The simplest measurement of error is to (1) take all the residuals, (2) square them to get the squared errors for our model, and (3) sum them together.

x <- 1:10
y <- x ^ 2

fitted.regression <- lm(y ~ x)

errors <- residuals(fitted.regression)
squared.errors <- errors ^ 2
sum(squared.errors)
#[1] 528

This simple sum of squared errors quantity is useful for comparing different models, but it has some quirks that most people end up disliking.

First, the sum of squared errors is larger for big data sets than for small data sets. To convince yourself of this, imagine a fixed data set and the sum of squared errors for that data set. Now add one more data point that isn’t predicted perfectly. This new data point has to push the sum of squared errors up because adding a number to the previous sum of squared errors can only make the sum larger.

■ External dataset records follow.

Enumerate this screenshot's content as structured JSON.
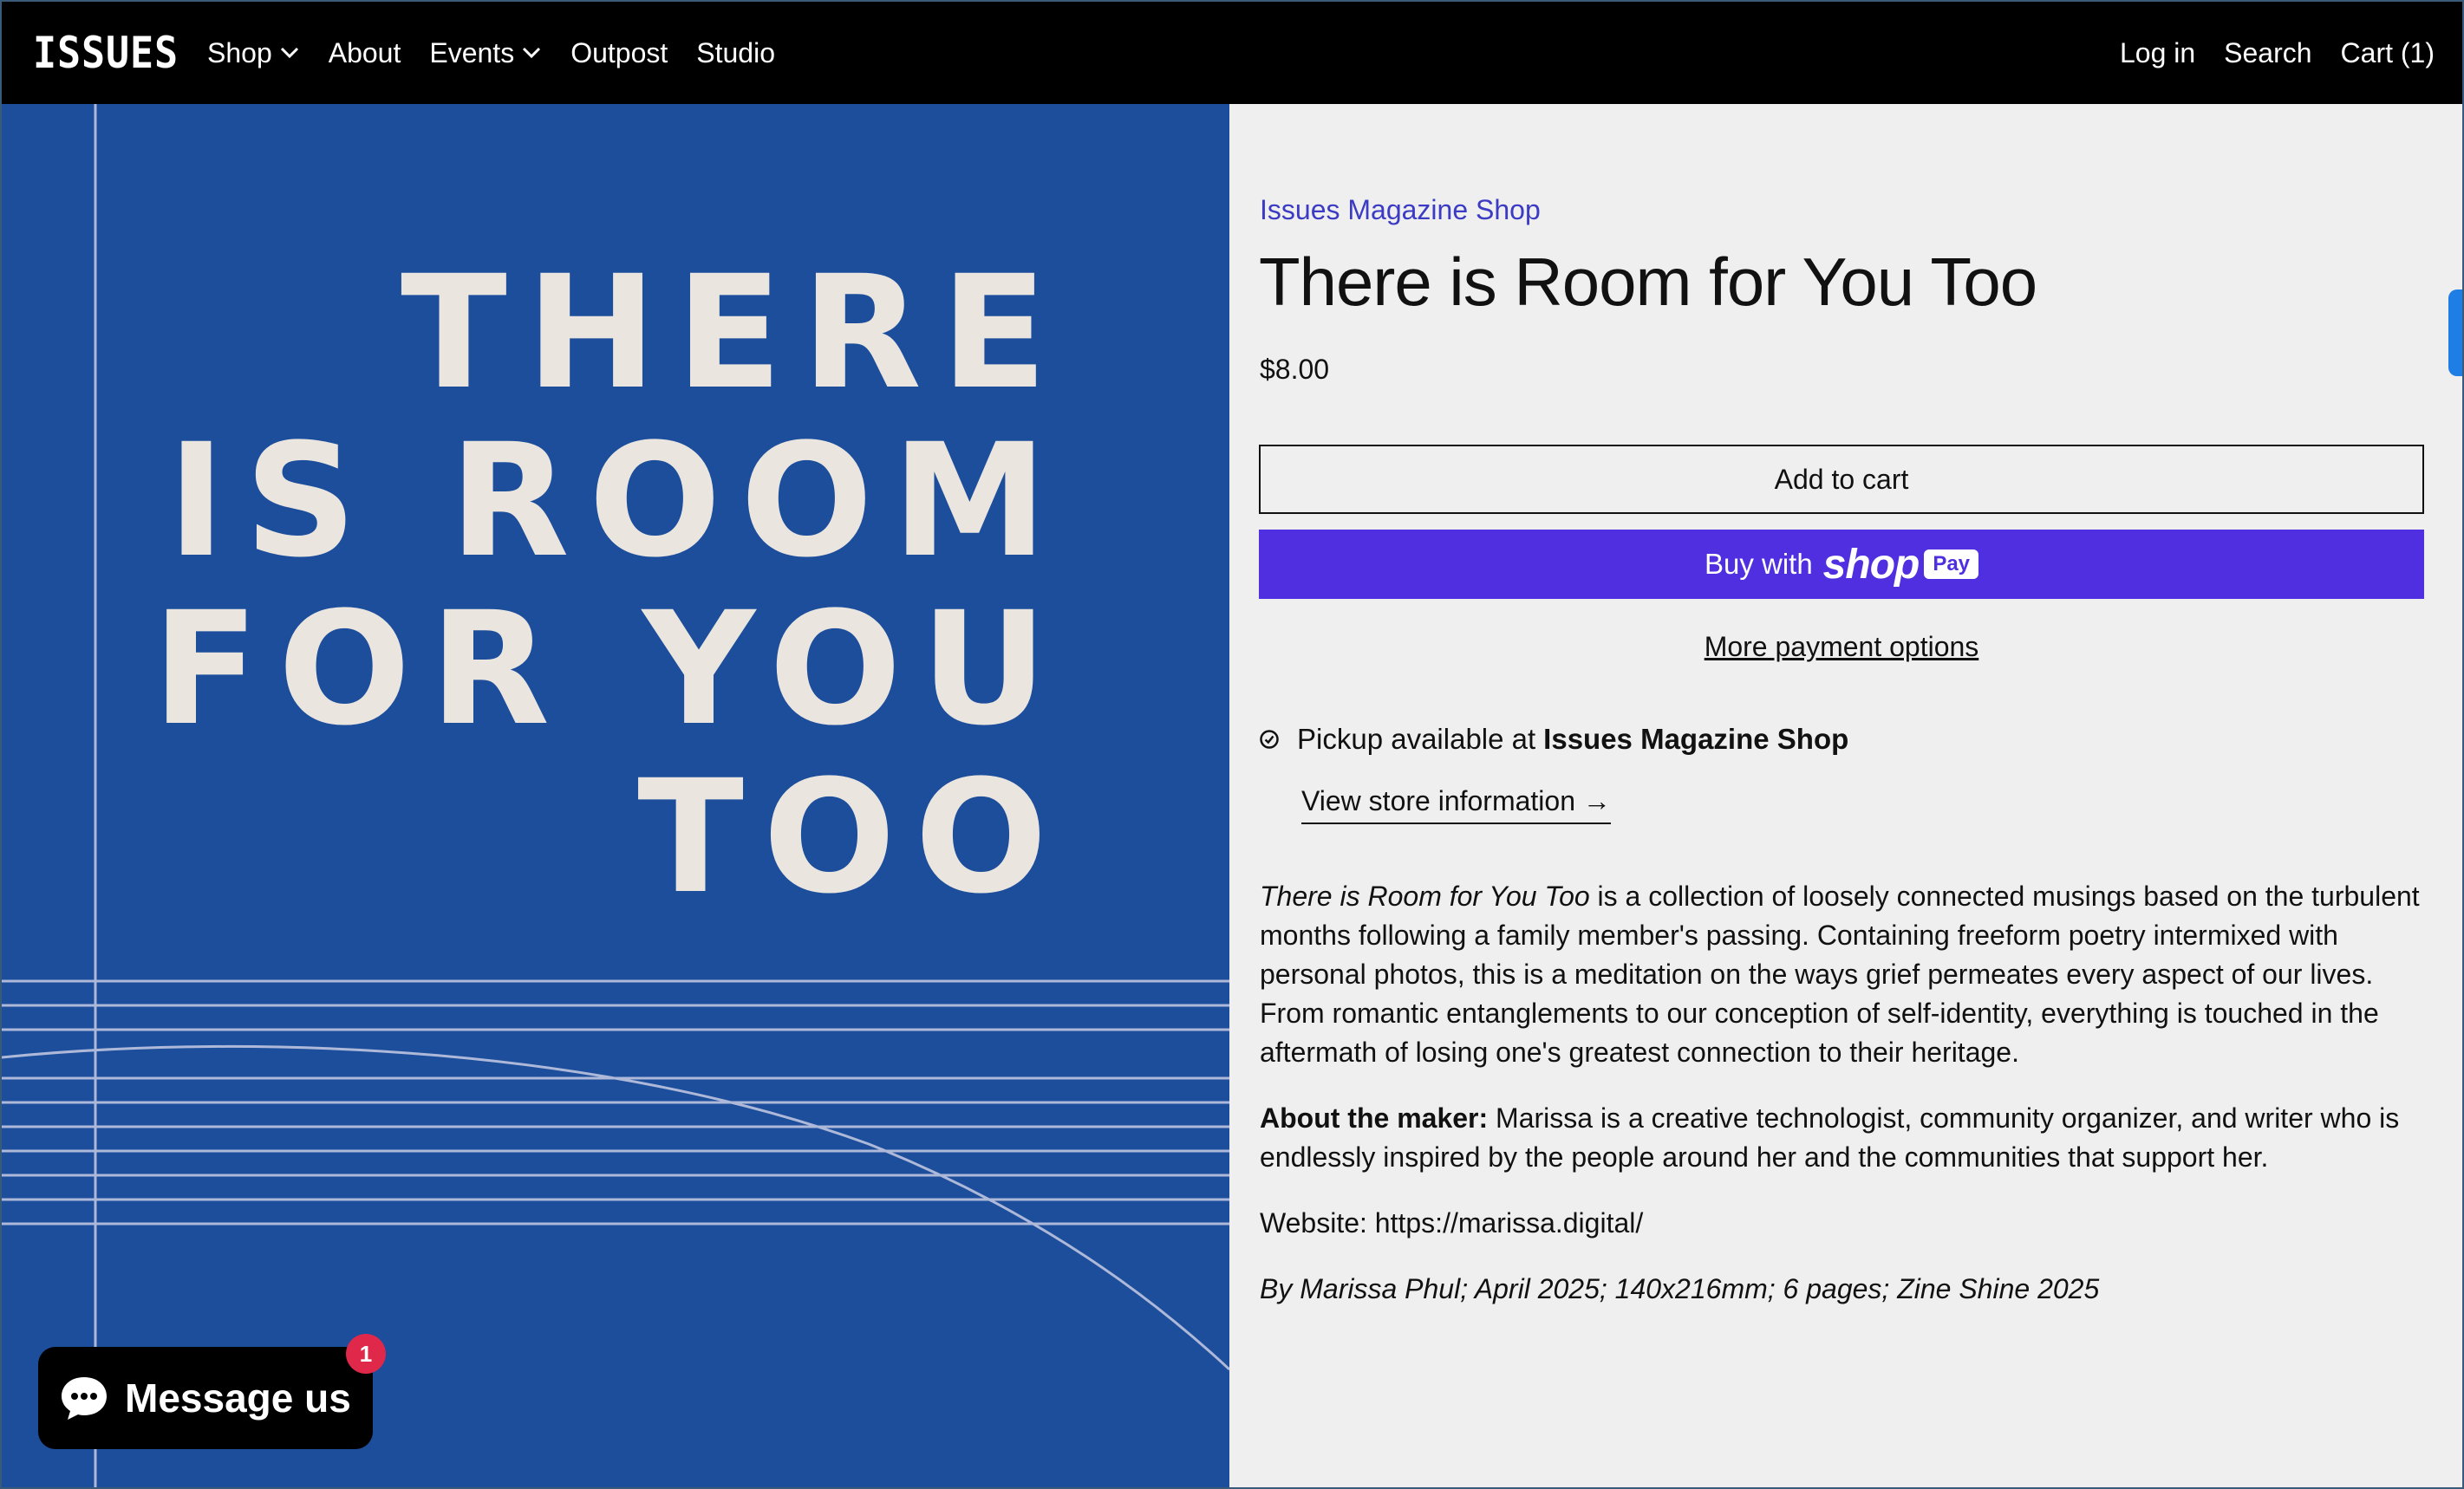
{
  "header": {
    "logo": "ISSUES",
    "nav": [
      {
        "label": "Shop",
        "has_dropdown": true
      },
      {
        "label": "About",
        "has_dropdown": false
      },
      {
        "label": "Events",
        "has_dropdown": true
      },
      {
        "label": "Outpost",
        "has_dropdown": false
      },
      {
        "label": "Studio",
        "has_dropdown": false
      }
    ],
    "login": "Log in",
    "search": "Search",
    "cart": "Cart (1)"
  },
  "hero": {
    "lines": [
      "THERE",
      "IS ROOM",
      "FOR YOU",
      "TOO"
    ],
    "background": "#1c4e9c",
    "text_color": "#ebe5df"
  },
  "product": {
    "vendor": "Issues Magazine Shop",
    "title": "There is Room for You Too",
    "price": "$8.00",
    "add_to_cart": "Add to cart",
    "buy_with": "Buy with",
    "shop_brand": "shop",
    "pay_pill": "Pay",
    "more_payment": "More payment options",
    "pickup_prefix": "Pickup available at",
    "pickup_location": "Issues Magazine Shop",
    "store_info": "View store information →",
    "description": {
      "title_italic": "There is Room for You Too",
      "body": " is a collection of loosely connected musings based on the turbulent months following a family member's passing. Containing freeform poetry intermixed with personal photos, this is a meditation on the ways grief permeates every aspect of our lives. From romantic entanglements to our conception of self-identity, everything is touched in the aftermath of losing one's greatest connection to their heritage.",
      "maker_label": "About the maker:",
      "maker_body": " Marissa is a creative technologist, community organizer, and writer who is endlessly inspired by the people around her and the communities that support her.",
      "website": "Website: https://marissa.digital/",
      "credits": "By Marissa Phul; April 2025; 140x216mm; 6 pages; Zine Shine 2025"
    }
  },
  "chat": {
    "label": "Message us",
    "badge": "1"
  },
  "colors": {
    "accent_purple": "#4f2fe0",
    "vendor_link": "#3b3bc4",
    "badge_red": "#e0284a"
  }
}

But there’s a simple way to solve that problem: take the mean of the squared errors rather than the sum. That gives us the MSE measure we used earlier in this chapter. Although MSE won’t grow consistently as we get more data the way that the raw sum of squared errors will, MSE still has a problem: if the average prediction is only off by 5, then the mean squared error will be 25. That’s because we’re squaring the errors before taking their mean.

x <- 1:10
y <- x ^ 2

fitted.regression <- lm(y ~ x)

errors <- residuals(fitted.regression)
squared.errors <- errors ^ 2
mse <- mean(squared.errors)
mse
#[1] 52.8

The solution to this problem of scale is trivial: we take the square root of the mean squared error to get the root mean squared error, which is the RMSE measurement we also tried out earlier in this chapter. RMSE is a very popular measure of performance for assessing machine learning algorithms, including algorithms that are far more sophisticated than linear regression. For just one example, the Netflix Prize was scored using RMSE as the definitive metric of how well the contestants’ algorithms performed.

x <- 1:10
y <- x ^ 2

fitted.regression <- lm(y ~ x)

errors <- residuals(fitted.regression)
squared.errors <- errors ^ 2
mse <- mean(squared.errors)
rmse <- sqrt(mse)
rmse
#[1] 7.266361

One complaint that people have with RMSE is that it’s not immediately clear what mediocre performance is. Perfect performance clearly gives you an RMSE of 0, but the pursuit of perfection is not a realistic goal in these tasks. Likewise, it isn’t easy to recognize when a model is performing very poorly. For example, if everyone’s heights are 5’ and you predict 5,000', you’ll get a huge value for RMSE. And you can do worse than that by predicting 50,000', and still worse by predicting 5,000,000’. The unbounded values that RMSE can take on make it difficult to know whether your model’s performance is reasonable.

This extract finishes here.